Patrick Harte BVSc MRCVS CertSAO
Patrick has been a veterinary surgeon for many years, but he has always had a special interest in orthopaedic diseases in small animals, and has owned dogs all his life. During his peak years in the 1990’s, he studied for the Certificate in Small Animal Orthopaedics, whilst working in a first opinion and referral practice. He was successful in getting the qualification, and at this time was carrying out a variety of successful orthopaedic surgical procedures on dogs and cats.
About twenty years ago, he moved to a smaller, mainly companion animal practice and became a business partner. His orthopaedic interests then shifted somewhat away from surgery towards the conservative management of the common musculoskeletal conditions affecting dogs and cats, of which osteoarthritis is by far the commonest. His interest in physiotherapy as part of the multimodal management of canine arthritis has been stimulated because his wife is a qualified canine myotherapist and physiotherapist.
Patrick recently came across CAM at a meeting at Langford, and immediately recognised how the group’s aims could bring novel benefits to the thousands of dogs suffering the chronic pain and shortened life spans associated with osteoarthritis.
Patrick kindly agreed to answer the following questions:
What are your feelings on how we currently manage this common debilitating condition in dogs?
I believe that the veterinary profession in general ought to hold up its hand and admit that the current management of canine OA is poor. Speaking from my own experience in general practice, I have found that my veterinary colleagues have a limited arsenal of weapons against OA, based mainly on the usual suspects, NSAID and nutraceuticals. In my case, these colleagues are all female and of varying years post-graduation, so do not all conform to the stereotype of older, male vets.
There is, however, a glimmer of light in the profession as a whole, with the increasing embrace of complementary therapies (as distinct from alternative), and a tentative foray into regenerative medicine. My greatest concern from personal observations is the sub-optimal use of analgesia, based on misconceptions, on the part of both clients and veterinary surgeons, about the risks of side effects of both licensed and non-licensed medications. I regularly come across examples of under-dosing with analgesics. The bottom line is that OA is a PAINFUL condition, and, unless this aspect is treated adequately, dealing with the secondary issues of mobility, muscle atrophy and joint stiffness, for example, is likely to be much more difficult.
As a veterinarian what do you feel is essential for managing canine arthritis effectively?
I feel that it is essential to treat OA using a multifactorial approach, with traditional medications, ‘broad spectrum’ analgesia, complementary therapies, weight control, optimisation of the patient’s environment, and, potentially regenerative medicine. Surgery, has a small, but important place, where appropriate. Of course, not everything will be suitable for every patient. Because the management is likely to involve several modalities, I feel it is vital that very good collaboration and communication between the client and the therapist is a high priority.
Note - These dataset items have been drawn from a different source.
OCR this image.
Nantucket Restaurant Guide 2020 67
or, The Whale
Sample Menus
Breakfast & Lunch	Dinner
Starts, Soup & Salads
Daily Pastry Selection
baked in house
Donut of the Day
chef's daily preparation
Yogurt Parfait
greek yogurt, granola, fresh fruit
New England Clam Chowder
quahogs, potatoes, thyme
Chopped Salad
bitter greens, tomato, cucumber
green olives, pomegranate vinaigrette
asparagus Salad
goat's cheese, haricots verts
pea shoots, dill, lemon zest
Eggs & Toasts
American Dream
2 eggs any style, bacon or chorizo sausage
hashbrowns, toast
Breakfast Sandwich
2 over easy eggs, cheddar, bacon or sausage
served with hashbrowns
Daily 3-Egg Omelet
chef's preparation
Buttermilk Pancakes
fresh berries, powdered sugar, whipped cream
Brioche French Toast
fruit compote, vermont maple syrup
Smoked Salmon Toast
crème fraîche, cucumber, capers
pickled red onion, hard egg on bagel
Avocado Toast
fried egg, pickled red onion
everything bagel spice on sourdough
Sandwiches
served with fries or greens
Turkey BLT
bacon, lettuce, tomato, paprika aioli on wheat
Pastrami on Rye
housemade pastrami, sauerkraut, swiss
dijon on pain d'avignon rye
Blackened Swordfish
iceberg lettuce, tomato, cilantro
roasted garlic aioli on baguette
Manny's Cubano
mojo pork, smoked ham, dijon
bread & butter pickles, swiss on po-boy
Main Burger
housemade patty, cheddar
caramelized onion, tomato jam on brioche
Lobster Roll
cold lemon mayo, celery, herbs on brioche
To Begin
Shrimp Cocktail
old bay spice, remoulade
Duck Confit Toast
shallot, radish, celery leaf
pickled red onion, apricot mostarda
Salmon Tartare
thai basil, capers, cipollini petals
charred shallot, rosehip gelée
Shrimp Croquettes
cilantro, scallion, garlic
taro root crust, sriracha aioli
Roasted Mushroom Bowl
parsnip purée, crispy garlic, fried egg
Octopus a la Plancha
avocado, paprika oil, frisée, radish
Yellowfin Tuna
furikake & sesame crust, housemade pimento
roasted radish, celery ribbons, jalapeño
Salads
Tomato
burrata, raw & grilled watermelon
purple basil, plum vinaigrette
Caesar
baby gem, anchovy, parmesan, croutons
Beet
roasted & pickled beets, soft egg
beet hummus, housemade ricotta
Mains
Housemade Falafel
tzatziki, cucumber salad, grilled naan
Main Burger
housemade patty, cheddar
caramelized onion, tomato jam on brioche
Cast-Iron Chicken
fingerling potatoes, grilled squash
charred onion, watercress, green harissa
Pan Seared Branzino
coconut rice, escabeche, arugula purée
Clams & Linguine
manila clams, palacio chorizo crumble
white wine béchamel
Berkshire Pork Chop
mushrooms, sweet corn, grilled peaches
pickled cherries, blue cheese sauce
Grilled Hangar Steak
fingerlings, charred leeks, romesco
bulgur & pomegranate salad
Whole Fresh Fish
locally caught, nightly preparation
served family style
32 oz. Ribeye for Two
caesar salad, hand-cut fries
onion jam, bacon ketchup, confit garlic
How do you see treatment options for arthritis progressing over the next ten years?
Over the next ten years, I expect that there will be an increase in the use of regenerative medicine, based on properly validated evidence, and increasing reliance on complementary therapies, such as physiotherapy, hydrotherapy and massage. There will undoubtedly be novel therapies emerging, but whether these prove to be of value, only time will tell.
If you could have the opportunity to give one tip/ piece of advice to an owner with a dog suffering from arthritis what would it be?
My one piece of advice to a person whose dog suffers from arthritis would be to ensure that the patient’s pain relief is optimised. This, of course, goes back to my previous assertion that the condition is a painful one, and chronic, unremitting pain is a terrible burden to endure, for any living creature, which may impact significantly on many other aspects of the patient’s and owner’s lives. Again, good communication and understanding between professionals and clients is imperative, in order to ensure compliance when managing pain.